Why should I vote for you
McKenzie said there is more work to be done on infrastructure, public services, and he works hard to help make Reno a better place to live. If given a chance to serve a second term, one of McKenzie’s’s major areas of focus is getting staffing up for police, fire, and rescue services.
“We (have) one more firefighter today then we had in 1995, less police officers then we had in 1996 (at the peak in 2008 RPD had 410 officers), now we have 310 police officers so we have a complete lack of staffing for our public safety throughout the city. We still have two fire stations that are browned out. We don’t have an active engine company at them, so there are two portions of the city that, while we have medical protection, if there’s a major fire there, they don’t have a nearby station that’s about eight mins away, instead of six mins away where we would like it at….so we have some major issues on the council on public safety.”

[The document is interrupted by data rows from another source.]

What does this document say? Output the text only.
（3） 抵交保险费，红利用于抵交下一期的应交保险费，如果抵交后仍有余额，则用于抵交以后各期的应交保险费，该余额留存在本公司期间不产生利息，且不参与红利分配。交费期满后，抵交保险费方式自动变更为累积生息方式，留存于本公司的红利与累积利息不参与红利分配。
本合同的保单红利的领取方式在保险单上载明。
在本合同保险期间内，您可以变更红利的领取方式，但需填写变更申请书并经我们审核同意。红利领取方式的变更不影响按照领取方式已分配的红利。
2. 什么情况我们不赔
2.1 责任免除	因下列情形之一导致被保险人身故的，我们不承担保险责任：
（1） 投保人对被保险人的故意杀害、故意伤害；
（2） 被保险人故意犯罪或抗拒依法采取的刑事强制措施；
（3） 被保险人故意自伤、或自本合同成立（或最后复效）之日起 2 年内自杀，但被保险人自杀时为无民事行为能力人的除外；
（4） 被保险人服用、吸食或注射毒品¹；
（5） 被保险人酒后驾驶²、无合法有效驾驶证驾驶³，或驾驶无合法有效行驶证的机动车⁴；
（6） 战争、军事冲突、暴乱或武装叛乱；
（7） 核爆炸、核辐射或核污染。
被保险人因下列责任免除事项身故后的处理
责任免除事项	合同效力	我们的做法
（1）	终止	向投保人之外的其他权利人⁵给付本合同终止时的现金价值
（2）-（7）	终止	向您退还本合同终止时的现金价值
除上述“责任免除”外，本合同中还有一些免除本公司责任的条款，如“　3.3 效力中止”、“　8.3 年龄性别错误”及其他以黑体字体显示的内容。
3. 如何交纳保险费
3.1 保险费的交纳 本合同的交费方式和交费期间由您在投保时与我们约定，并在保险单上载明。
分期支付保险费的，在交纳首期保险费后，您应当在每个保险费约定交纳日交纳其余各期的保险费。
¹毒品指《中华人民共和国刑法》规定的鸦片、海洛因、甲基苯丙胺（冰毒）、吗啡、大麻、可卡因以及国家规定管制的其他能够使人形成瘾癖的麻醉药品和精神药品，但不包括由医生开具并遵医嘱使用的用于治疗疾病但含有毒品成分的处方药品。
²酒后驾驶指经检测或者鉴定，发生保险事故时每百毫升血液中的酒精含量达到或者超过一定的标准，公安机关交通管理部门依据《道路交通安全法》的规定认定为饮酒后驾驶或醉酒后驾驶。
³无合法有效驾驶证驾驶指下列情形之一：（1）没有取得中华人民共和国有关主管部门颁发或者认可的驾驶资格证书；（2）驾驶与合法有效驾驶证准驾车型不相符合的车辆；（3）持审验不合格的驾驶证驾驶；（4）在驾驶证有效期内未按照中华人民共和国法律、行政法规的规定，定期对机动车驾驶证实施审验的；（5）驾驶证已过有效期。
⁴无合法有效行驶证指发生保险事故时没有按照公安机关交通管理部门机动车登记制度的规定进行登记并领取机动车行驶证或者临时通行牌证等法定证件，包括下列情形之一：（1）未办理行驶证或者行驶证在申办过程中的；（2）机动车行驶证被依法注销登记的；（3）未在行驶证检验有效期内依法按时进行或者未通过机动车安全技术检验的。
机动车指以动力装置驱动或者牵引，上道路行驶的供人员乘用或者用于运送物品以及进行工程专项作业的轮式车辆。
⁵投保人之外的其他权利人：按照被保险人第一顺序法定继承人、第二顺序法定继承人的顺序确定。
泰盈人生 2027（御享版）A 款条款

McKenzie said that he is willing to talk with anyone open to discussion. He said he is easy to reach and encourages people to reach out to him or his city hall staff if they have any questions.
“I understand that people would like to see a lot of things up here that we don’t have, (such as) nicer restaurants, movie theaters, a swimming pool … a lot things that people want see up here,” he explained. “One thing you (have to) remember, if you want that stuff we’re going have to grow more and get more population up here to support it. So when you’re asking for that, you always gotta weigh it with: ‘Do I want the type of growth that it’s going take to support the things that I’m asking for?’ Or am I more willing to drive downtown and getting stuff I want from downtown and trying and keep the North Valleys a little smaller. That’s the kind of questions I ask constituents when they ask about having a movie theater in the North Valleys — do you want to live with that population base?
“Every time I am about to make a decision I try to weigh the impacts to our community against the benefits, and if the benefits don’t outweigh the impact. I don’t support moving forward with it.”
How does he plan to win?
“It’s a lot a doors, talking to a lot of people, listening to their concerns in the ward,” he said.
How does he feel about Election Day?
“With the higher turnout that we have had so far, I feel pretty secure in the results we are going to see,” he answered. McKenzie isn’t taking this race for granted, as he knows what its like to be behind. He remembers that in 2014 he lost the primary in June to turn around and win in November against his opponent by 300 votes in the ward. “I think higher turnout is beneficial to me, that the majority of people in the North Valleys are aware of the changes that are going on, and they are aware of the positive things that are coming along with the changes…so the more people that vote, the better my chances are.”
Bonnie Weber (R)
Weber declined to respond to questions.